Het is een moeizaam proces, die huisdieren van ons. De eerste maand ging het prima. Ze zwommen gezellig rond en leken het naar hun zin te hebben.

Wat wel opviel was dat het zwarte visje (Mufasa als ik het goed heb) zich nog al eens de kaas van het brood liet eten. In figuurlijke zin dan, als we die beesten brood met kaas zouden geven was het nogal logisch dat ze het niet best doen.

Tijdens onze vakantie appte de oppasbuurvrouw dat Mufasa wat bleek zag en rondhing alsof hij het niet lang meer ging maken. Een dag later was het beestje inderdaad dood. Ik vroeg haar hem door een ander exemplaar te vervangen. Zo op afstand een overlijden uitleggen aan de kleuterzoon leek me niet handig.

Met een verse Mufasa kregen we de vissenkom weer terug, maar helaas bleek ook deze variant niet erg stevig.
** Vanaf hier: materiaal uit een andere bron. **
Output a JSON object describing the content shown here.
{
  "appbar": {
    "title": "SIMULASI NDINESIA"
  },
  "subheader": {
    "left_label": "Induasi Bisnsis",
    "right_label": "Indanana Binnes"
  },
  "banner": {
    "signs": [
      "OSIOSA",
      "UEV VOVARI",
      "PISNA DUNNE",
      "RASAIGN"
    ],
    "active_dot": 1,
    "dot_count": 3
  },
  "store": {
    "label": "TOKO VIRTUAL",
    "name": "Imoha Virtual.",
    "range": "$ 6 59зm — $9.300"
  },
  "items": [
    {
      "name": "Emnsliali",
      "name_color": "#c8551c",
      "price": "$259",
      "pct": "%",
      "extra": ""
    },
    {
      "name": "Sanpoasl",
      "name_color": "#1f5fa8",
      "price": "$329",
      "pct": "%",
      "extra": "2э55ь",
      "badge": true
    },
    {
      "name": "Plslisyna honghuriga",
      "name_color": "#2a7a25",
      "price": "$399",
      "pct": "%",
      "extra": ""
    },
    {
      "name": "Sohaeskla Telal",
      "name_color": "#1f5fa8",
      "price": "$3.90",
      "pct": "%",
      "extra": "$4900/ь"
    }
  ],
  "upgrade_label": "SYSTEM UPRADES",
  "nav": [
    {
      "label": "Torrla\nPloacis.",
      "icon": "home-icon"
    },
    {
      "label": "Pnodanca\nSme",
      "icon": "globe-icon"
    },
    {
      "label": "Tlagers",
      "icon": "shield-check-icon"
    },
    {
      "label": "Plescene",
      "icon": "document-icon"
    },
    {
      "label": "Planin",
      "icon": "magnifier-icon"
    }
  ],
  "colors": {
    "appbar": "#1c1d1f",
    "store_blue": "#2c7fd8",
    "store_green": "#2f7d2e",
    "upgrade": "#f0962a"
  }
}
En twee dagen na zijn overlijden ging Simba ook.

Ik ging voor advies naar de dierenwinkel, maar volgens de mevrouw deden we alles goed. We hadden gewoon pech met de visjes. En dus nam ik maar weer nieuwe mee. In andere kleurtjes. Die de kleuterzoon wederom Simba en Mufasa doopte. Omdat de eerste maar zo kort geleefd hadden.

Het leek me een goed idee om het vissenonderkomen eens goed te poetsen. Je weet nooit wat de overleden gevallen onder de leden hadden. Ik heb daarbij geleerd dat het niet heel handig is om zo’n vissenbak met loeiheet water te vullen. Dan barst hij. En dat was meteen een vrij belabberde start voor vis nummer vier en vijf.

Ik heb ze voor de time being in een vaas gestopt die ik altijd als fruitschaal gebruik. Het ziet er nog verrassend gezellig uit, maar aangezien een ronde behuizing nogal naar schijnt te zijn voor een vis (waarom eigenlijk?), voel ik me wel een beetje schuldig.

We gaan maar eens op jacht naar een nieuw huis voor de beestjes. Hopelijk houden ze het dan wat langer vol.